- Char Kolmi Union Location in Bangladesh
- Coordinates: 22°06′34″N 90°38′20″E﻿ / ﻿22.1095°N 90.6388°E
- Country: Bangladesh
- Division: Barisal Division
- District: Bhola District
- Upazila: Char Fasson Upazila

Government
- • Type: Union council

Area
- • Total: 34.17 km^{2} (13.19 sq mi)

Population (2001)
- • Total: 19,419
- • Density: 568.3/km^{2} (1,472/sq mi)
- Time zone: UTC+6 (BST)
- Postal code: 8340
- Website: charkolmiup.bhola.gov.bd

= Char Kolmi Union =

Union of Bhola District

Char Kolmi Union (চর কলমী ইউনিয়ন) is a union parishad in Char Fasson Upazila of Bhola District, in Barisal Division, Bangladesh.

==Geography==
The area of Char Kolmi Union is 8,443 acres.

==Demographics==
According to the 2011 census, the total population of Char Kolmi Union is 19,419 Of these, 9,588 are males and 9,831 are females.
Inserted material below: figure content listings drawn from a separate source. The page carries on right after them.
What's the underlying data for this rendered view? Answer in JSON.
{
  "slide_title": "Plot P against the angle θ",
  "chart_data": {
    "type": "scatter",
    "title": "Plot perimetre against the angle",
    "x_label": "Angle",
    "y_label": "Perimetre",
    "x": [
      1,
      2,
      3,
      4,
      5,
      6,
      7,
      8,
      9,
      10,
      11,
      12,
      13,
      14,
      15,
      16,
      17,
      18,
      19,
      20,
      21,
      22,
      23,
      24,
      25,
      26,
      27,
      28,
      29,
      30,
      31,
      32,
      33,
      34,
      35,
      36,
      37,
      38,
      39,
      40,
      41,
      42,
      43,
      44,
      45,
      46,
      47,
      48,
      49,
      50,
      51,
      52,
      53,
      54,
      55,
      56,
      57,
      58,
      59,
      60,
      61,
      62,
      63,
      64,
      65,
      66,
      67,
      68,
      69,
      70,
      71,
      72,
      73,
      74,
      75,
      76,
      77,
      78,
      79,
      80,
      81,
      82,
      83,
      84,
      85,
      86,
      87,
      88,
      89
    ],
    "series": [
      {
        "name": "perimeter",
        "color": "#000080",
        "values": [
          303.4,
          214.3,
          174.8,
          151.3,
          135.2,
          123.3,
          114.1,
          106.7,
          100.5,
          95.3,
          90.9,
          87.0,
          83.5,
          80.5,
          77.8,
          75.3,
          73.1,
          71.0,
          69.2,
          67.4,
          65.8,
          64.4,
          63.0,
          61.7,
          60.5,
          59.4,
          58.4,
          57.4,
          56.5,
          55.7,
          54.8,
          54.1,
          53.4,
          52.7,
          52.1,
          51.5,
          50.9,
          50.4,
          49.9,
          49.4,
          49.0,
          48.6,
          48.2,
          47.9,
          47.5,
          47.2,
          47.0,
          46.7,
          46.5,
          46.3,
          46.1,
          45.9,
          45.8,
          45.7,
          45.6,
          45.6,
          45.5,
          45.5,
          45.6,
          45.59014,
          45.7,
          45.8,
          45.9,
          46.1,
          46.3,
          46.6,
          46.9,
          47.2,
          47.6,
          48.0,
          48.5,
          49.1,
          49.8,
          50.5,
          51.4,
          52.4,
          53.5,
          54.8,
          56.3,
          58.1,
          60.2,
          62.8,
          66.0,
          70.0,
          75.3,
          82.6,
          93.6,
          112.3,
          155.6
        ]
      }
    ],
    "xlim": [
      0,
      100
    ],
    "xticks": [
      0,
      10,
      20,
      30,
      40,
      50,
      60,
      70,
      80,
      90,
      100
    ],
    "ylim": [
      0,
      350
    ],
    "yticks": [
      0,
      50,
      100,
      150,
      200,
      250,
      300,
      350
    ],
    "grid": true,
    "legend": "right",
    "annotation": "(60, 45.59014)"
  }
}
The total number of families is 3,954.

==Administration==
Char Kolmi Union is a union of Char Fasson Upazila. Administrative activities of this union are under Char Fasson police Station. It is part of Bhola-4 constituency 118 of the National Assembly.

==Education==
According to the 2011 census, Char Kolmi Union has an average literacy rate of 36.9%.